On many courses, you will have practical workshops, eg laboratories on science courses, performance classes in music or drama, or a mock trial on a law course.
On some courses (eg geography), you may go on field trips away from the institution. You may work individually, but, more usually, you will be part of a group. These classes are usually intended to give you practical experience of the theories you learn in other classes and to develop practical skills.
On some courses, you will have training in a working environment under the supervision of experienced staff (eg working in a hospital on a nursing or medicine course).
Other courses offer ‘sandwich’ placements – an opportunity to spend time away from classes working in a field related to your course of study.
‘I chose to study in the UK because I wanted an opportunity to learn in a new environment with people from all around the world.’Marisa Darden, Rancho Santa Fe, California
On any course, you will be expected to do some independent study. This usually involves working alone (or sometimes in a small group with other students) to research a topic and produce written work, or make a presentation at a seminar. This is an integral part of UK academic culture.
Independent study is intended to:
- help you develop skills such as critical analysis and problem solving
- develop your research skills (eg, finding relevant books and articles)
- allow you to investigate a topic in more detail and develop your own ideas.
You will almost certainly be asked to produce written work, usually through independent study. Written work may include:
- a project or a dissertation (a long essay based on extensive independent research, data collection or experimentation)

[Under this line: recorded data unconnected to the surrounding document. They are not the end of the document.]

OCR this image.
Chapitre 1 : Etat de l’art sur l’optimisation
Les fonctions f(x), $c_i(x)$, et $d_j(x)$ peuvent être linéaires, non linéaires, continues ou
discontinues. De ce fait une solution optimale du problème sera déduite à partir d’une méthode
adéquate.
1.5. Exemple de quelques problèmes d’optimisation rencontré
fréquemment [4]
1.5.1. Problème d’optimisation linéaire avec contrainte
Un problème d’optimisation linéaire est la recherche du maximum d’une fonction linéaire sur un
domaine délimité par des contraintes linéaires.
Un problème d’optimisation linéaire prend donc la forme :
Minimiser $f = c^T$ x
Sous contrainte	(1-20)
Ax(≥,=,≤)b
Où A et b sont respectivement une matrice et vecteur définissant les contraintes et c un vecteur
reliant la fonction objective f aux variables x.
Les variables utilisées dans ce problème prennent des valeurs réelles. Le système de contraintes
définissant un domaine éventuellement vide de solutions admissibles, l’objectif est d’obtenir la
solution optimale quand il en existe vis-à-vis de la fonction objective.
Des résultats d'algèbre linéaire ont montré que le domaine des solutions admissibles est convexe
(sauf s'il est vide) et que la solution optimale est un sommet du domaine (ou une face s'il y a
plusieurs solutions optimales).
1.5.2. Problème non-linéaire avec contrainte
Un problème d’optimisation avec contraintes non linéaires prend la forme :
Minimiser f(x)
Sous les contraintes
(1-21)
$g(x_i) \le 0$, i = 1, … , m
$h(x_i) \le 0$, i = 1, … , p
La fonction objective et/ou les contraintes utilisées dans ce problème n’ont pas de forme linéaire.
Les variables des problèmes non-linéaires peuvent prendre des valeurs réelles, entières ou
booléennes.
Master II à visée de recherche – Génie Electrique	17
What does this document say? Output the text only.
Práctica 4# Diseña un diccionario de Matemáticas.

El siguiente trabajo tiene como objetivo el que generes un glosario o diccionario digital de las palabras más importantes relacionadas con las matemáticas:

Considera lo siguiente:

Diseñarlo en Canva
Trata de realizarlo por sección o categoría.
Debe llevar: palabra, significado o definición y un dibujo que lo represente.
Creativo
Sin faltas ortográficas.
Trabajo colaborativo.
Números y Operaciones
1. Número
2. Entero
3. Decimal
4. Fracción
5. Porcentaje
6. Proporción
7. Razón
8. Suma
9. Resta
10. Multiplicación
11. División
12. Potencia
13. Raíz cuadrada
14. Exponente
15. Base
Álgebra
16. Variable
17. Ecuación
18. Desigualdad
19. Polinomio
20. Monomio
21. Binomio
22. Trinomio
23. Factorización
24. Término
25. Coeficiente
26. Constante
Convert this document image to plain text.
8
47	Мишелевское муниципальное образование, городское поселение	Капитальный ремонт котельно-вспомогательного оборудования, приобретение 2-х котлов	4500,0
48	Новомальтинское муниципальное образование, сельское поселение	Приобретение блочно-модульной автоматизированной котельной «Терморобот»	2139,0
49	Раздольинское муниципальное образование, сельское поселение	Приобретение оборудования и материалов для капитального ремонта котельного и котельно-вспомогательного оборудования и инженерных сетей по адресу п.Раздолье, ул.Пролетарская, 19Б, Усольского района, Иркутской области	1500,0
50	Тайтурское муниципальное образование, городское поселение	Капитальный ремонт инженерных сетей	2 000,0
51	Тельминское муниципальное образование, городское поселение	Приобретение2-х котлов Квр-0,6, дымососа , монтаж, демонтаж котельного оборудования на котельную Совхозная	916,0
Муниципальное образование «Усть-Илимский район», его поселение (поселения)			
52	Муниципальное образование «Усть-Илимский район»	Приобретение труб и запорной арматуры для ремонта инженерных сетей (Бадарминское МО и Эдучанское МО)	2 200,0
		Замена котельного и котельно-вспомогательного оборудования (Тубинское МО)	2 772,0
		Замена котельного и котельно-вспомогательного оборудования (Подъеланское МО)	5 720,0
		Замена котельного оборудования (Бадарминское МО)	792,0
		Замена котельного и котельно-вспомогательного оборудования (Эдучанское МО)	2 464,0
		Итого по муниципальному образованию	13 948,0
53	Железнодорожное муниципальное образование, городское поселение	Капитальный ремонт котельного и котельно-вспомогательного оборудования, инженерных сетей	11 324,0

- assignment questions (eg a series of mathematical problems).
Written work is often assessed. This may be to monitor your progress and identify areas for improvement, or it may contribute to your overall mark or grade for the course.
Other projects and assignments
On some courses, you may also be asked to produce work in other forms. For example, you may be asked to write a computer program, prepare a poster presentation about a topic or prepare practical work for assessment.
Examinations and assessments
UK institutions use many different forms of assessment, including:
- ‘closed’ examinations, where you are not allowed to refer to books or notes and have a specific time to complete a certain number of questions
- ‘open’ examinations, where you can refer to books and notes and may even be able to take the question paper away and return it by a certain time
- assessed essays, individual projects and dissertations
- group work projects
- a portfolio (a collection of work)
- presentations to a seminar
- a display or performance of work (eg an art show or music performance)
- practical assessments (eg in laboratories or on hospital wards).
Some courses are ‘continuously assessed’, meaning that, instead of examinations at the end of the year, your progress is assessed and marked throughout the year.
If your new environment or any of these methods of study prove difficult for you to adjust to, your institution will be on hand to provide guidance and support.
In most institutions, classes are small, and you will not only have access to up-to-date computing facilities, science and language laboratories and good libraries, but you will also find there are people readily available to monitor your academic progress and offer you advice. These can be teachers, tutors, classroom assistants or counsellors.
If you are undertaking a university course, you will automatically be assigned a personal tutor. Do not be afraid of approaching your tutor with any queries or concerns you may have, work-related or otherwise. If they can’t help you, they will refer you to someone who can.